Barry Eichengreen, 512 pages, $29.95

Economists usually work with large samples of data, so they are in a bind when it comes to depressions: There simply haven't been enough to yield patterns. When the world stood on the precipice in 2008, its leaders had only the 1930s as a template.

Today, they congratulate themselves on having avoided another Great Depression. Were they right to? Barry Eichengreen argues no. Their reading of the 1930s, he writes, is incomplete, often erroneous and has led them to settle for weak or no growth and for too-timid financial reform.

Eichengreen, of the University of California, Berkeley, re-creates the past century's two great episodes of financial instability with compelling portraits of bankers, policymakers and accessible theoretical explanations. His retelling of America's and Europe's recent crisis adds little to earlier accounts, but his version of the 1930s is rich with detail and myth-busting insights.

Today's officials did learn some important lessons from the 1930s. Ben Bernanke, chairman of the Fed and himself a Great Depression scholar, was quick to lend to Europe when its banks were in desperate need of dollars. Most rich countries enacted fiscal stimuli.

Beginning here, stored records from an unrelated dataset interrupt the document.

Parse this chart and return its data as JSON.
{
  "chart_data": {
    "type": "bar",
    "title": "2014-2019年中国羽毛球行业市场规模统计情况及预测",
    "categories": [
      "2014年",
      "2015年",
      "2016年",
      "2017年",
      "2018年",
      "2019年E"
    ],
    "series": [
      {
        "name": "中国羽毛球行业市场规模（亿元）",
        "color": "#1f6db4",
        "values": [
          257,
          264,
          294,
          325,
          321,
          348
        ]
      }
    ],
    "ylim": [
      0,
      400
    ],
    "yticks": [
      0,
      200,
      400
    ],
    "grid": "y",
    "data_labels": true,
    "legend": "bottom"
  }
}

But in responding so well to the initial instability, "success thus became the mother of failure," Eichengreen charges. Within a couple of years, the United States, Britain and Europe had all pivoted from stimulus to austerity. Unlike their forebears, they couldn't blame the gold standard. Rather, officials were motivated by misplaced fear of bond-market vigilantes, desire for a smaller state or, in Europe's case, an insistence that profligate governments tighten belts in exchange for support.

Eichengreen wisely acknowledges that history has many, often conflicting, narratives that make it an imperfect guide to the present. This guarantees that when the next crisis hits, the world will find new mistakes to make.